Hantu di Balik Tembok Penjara Cipinang
Malam itu, langit di Cipinang Prumpung gelap pekat. Hanya ada beberapa bintang yang terlihat, seolah tertutup oleh kabut tipis yang melayang-layang di atas pemukiman padat. Sinar rembulan yang lemah menyorotkan sedikit cahaya ke atas penjara LP Cipinang, bangunan besar dan menyeramkan yang tampak lebih kelam di malam hari.
Arman berjalan pelan di sepanjang jalanan sempit yang membelah kampung. Tangan kanannya meraba-raba senter kecil di saku celana, tapi dia tak berani mengeluarkannya. Suara sepatu kanvasnya yang tipis berdecit di atas kerikil jalan yang basah. Malam itu terasa berat, dingin menusuk tulang, meski tidak ada hujan yang turun.

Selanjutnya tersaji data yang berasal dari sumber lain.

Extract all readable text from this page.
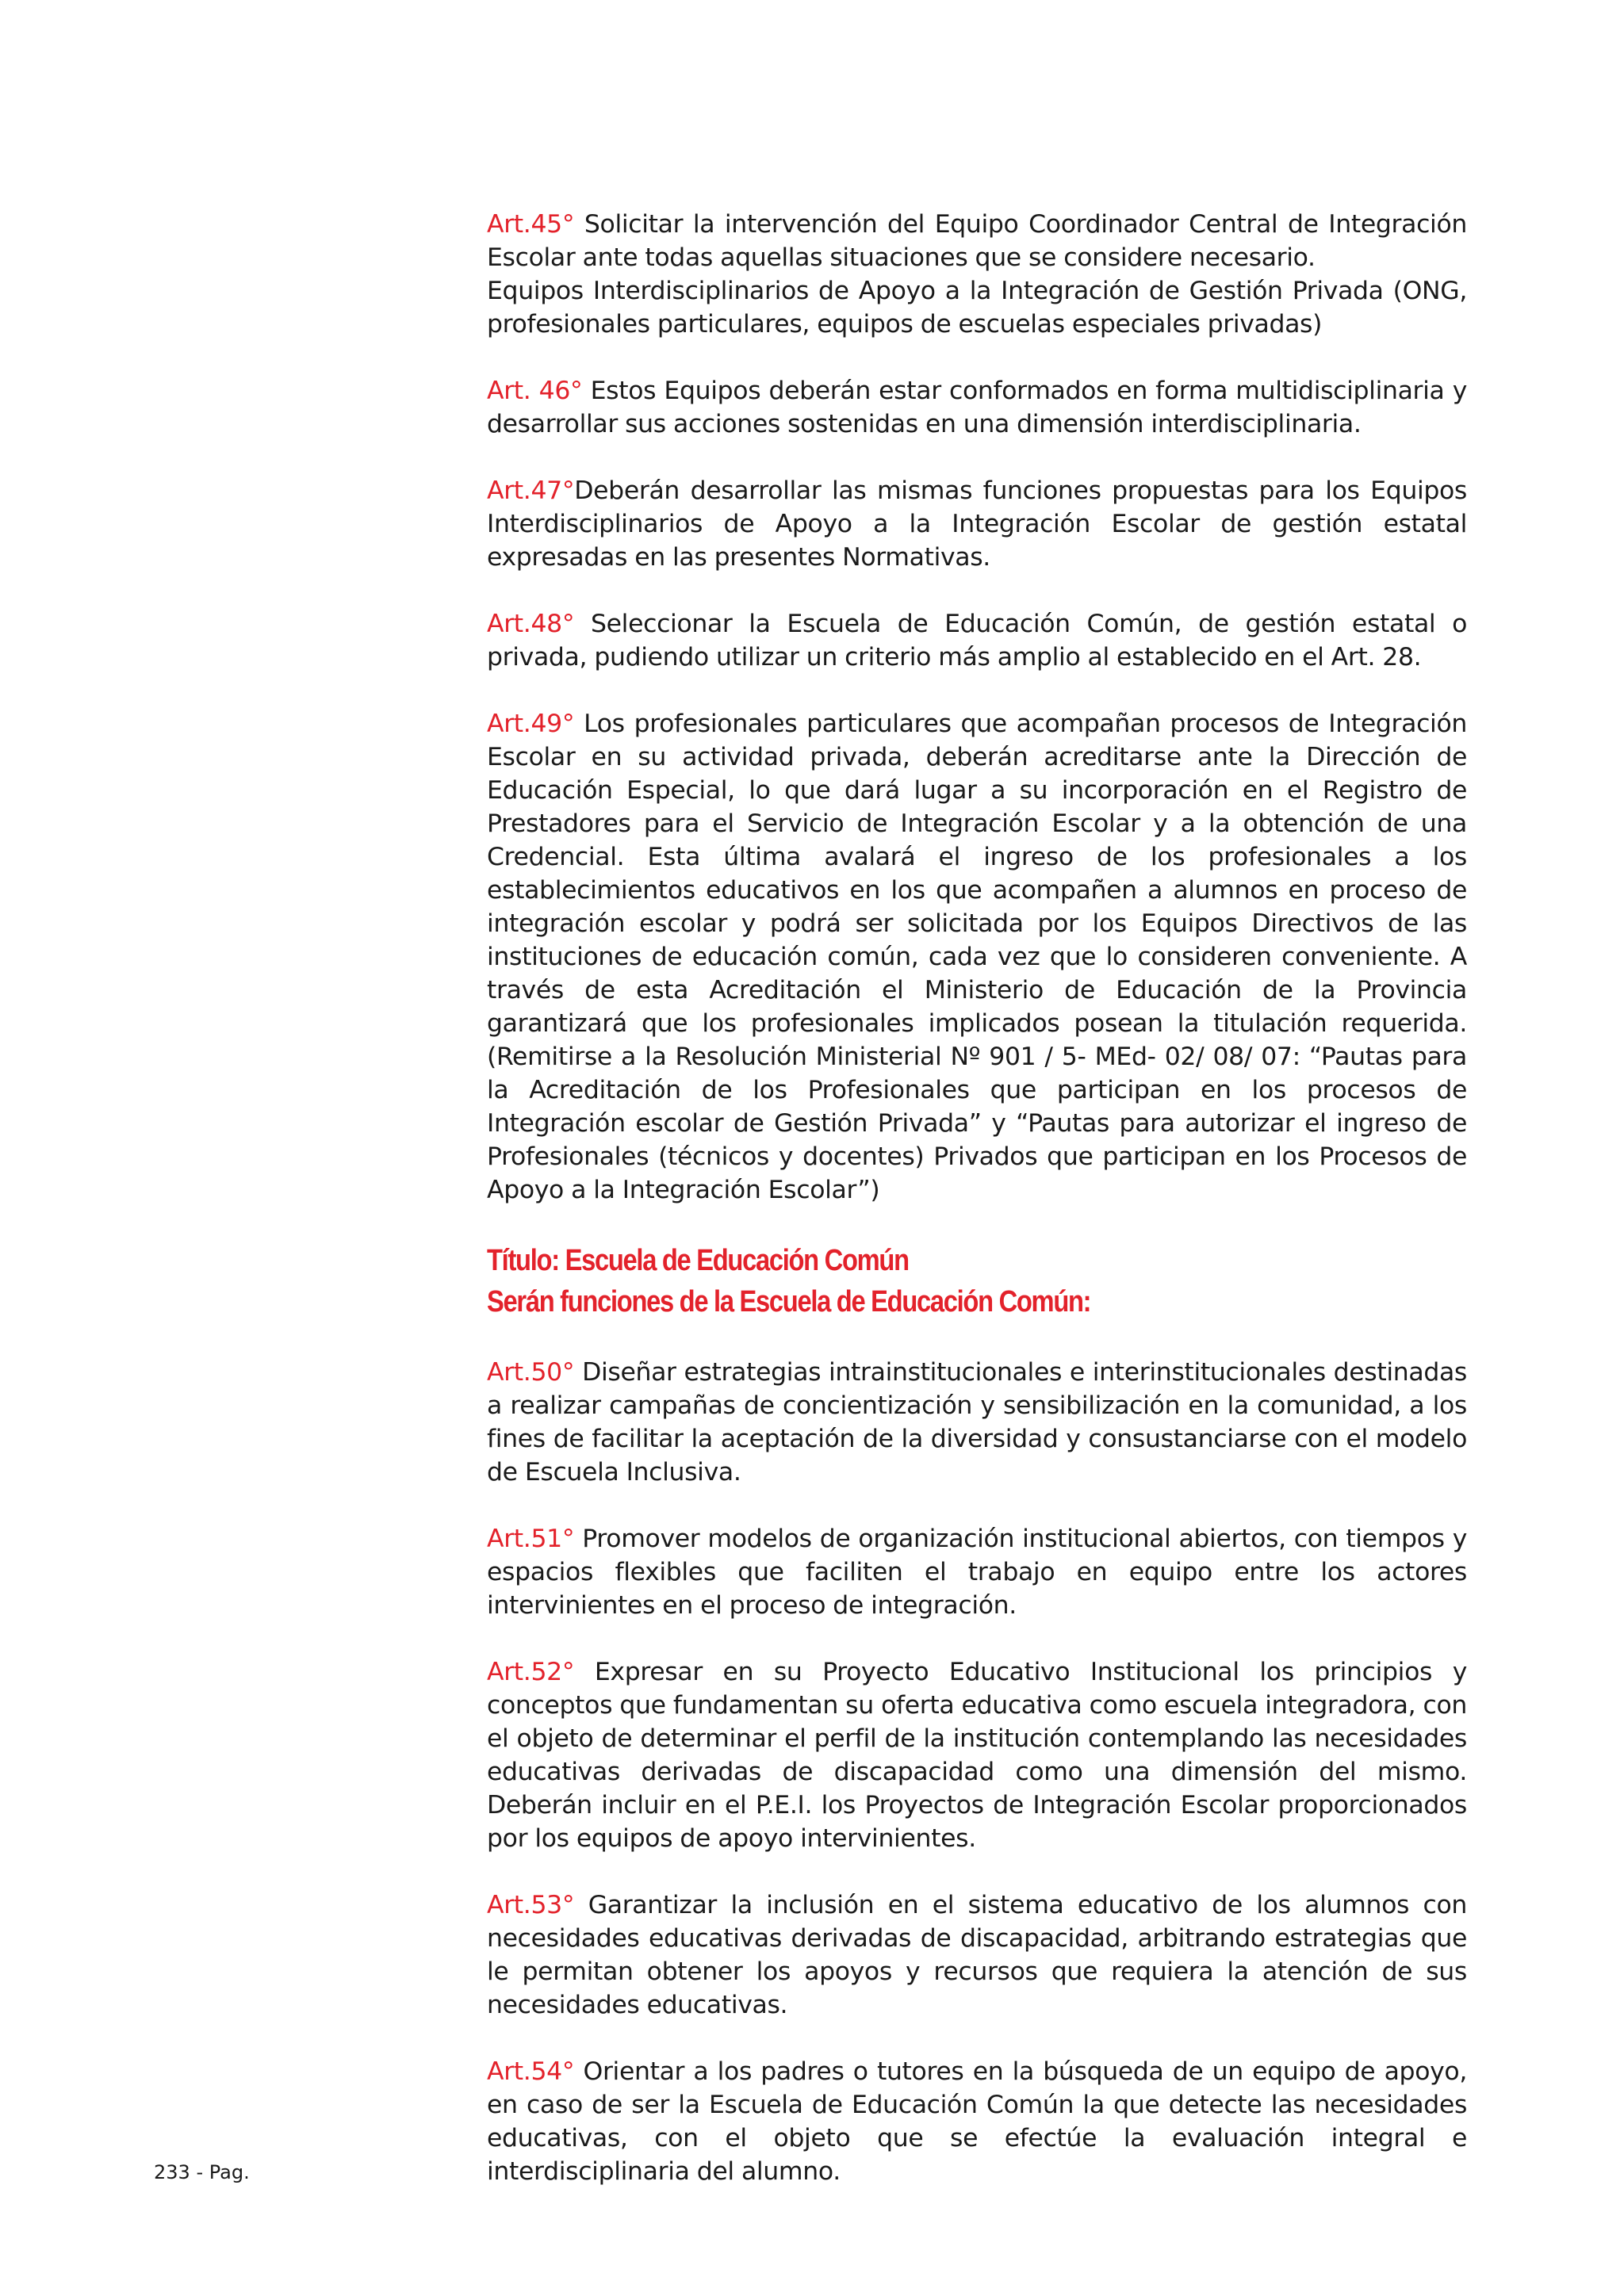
Art.45° Solicitar la intervención del Equipo Coordinador Central de Integración Escolar ante todas aquellas situaciones que se considere necesario.
Equipos Interdisciplinarios de Apoyo a la Integración de Gestión Privada (ONG, profesionales particulares, equipos de escuelas especiales privadas)

Art. 46° Estos Equipos deberán estar conformados en forma multidisciplinaria y desarrollar sus acciones sostenidas en una dimensión interdisciplinaria.

Art.47°Deberán desarrollar las mismas funciones propuestas para los Equipos Interdisciplinarios de Apoyo a la Integración Escolar de gestión estatal expresadas en las presentes Normativas.

Art.48° Seleccionar la Escuela de Educación Común, de gestión estatal o privada, pudiendo utilizar un criterio más amplio al establecido en el Art. 28.

Art.49° Los profesionales particulares que acompañan procesos de Integración Escolar en su actividad privada, deberán acreditarse ante la Dirección de Educación Especial, lo que dará lugar a su incorporación en el Registro de Prestadores para el Servicio de Integración Escolar y a la obtención de una Credencial. Esta última avalará el ingreso de los profesionales a los establecimientos educativos en los que acompañen a alumnos en proceso de integración escolar y podrá ser solicitada por los Equipos Directivos de las instituciones de educación común, cada vez que lo consideren conveniente. A través de esta Acreditación el Ministerio de Educación de la Provincia garantizará que los profesionales implicados posean la titulación requerida. (Remitirse a la Resolución Ministerial Nº 901 / 5- MEd- 02/ 08/ 07: “Pautas para la Acreditación de los Profesionales que participan en los procesos de Integración escolar de Gestión Privada” y “Pautas para autorizar el ingreso de Profesionales (técnicos y docentes) Privados que participan en los Procesos de Apoyo a la Integración Escolar”)

Título: Escuela de Educación Común
Serán funciones de la Escuela de Educación Común:

Art.50° Diseñar estrategias intrainstitucionales e interinstitucionales destinadas a realizar campañas de concientización y sensibilización en la comunidad, a los fines de facilitar la aceptación de la diversidad y consustanciarse con el modelo de Escuela Inclusiva.

Art.51° Promover modelos de organización institucional abiertos, con tiempos y espacios flexibles que faciliten el trabajo en equipo entre los actores intervinientes en el proceso de integración.

Art.52° Expresar en su Proyecto Educativo Institucional los principios y conceptos que fundamentan su oferta educativa como escuela integradora, con el objeto de determinar el perfil de la institución contemplando las necesidades educativas derivadas de discapacidad como una dimensión del mismo. Deberán incluir en el P.E.I. los Proyectos de Integración Escolar proporcionados por los equipos de apoyo intervinientes.

Art.53° Garantizar la inclusión en el sistema educativo de los alumnos con necesidades educativas derivadas de discapacidad, arbitrando estrategias que le permitan obtener los apoyos y recursos que requiera la atención de sus necesidades educativas.

Art.54° Orientar a los padres o tutores en la búsqueda de un equipo de apoyo, en caso de ser la Escuela de Educación Común la que detecte las necesidades educativas, con el objeto que se efectúe la evaluación integral e interdisciplinaria del alumno.

233 - Pag.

Sudah hampir jam dua pagi. Arman baru saja selesai bekerja di pabrik tahu dekat rumahnya. Sebagai buruh yang biasa lembur, ia sering pulang larut malam. Namun, malam ini ada sesuatu yang berbeda. Jalanan terasa lebih sepi dari biasanya, seolah semua orang tahu bahwa ada sesuatu yang sedang bersembunyi di balik kegelapan malam. Langkah-langkahnya terasa berat, seolah ada beban yang tak terlihat di pundaknya.
“Cepat sampai rumah,” pikir Arman, meneguhkan hatinya. Namun, setiap kali ia melangkah lebih cepat, angin malam bertiup semakin kencang, membawa suara aneh—seperti bisikan, atau lebih tepatnya, suara rintihan yang datang dari arah penjara tua itu.
Penjara Cipinang bukan hanya bangunan yang besar dan menyeramkan, tapi juga menyimpan berbagai kisah mistis yang diceritakan turun-temurun oleh warga sekitar. Banyak yang percaya bahwa tembok penjara itu menyimpan roh-roh gelisah dari para tahanan yang mati di dalamnya. Konon, mereka yang mati dengan tidak wajar seringkali menampakkan diri di malam-malam sepi seperti ini.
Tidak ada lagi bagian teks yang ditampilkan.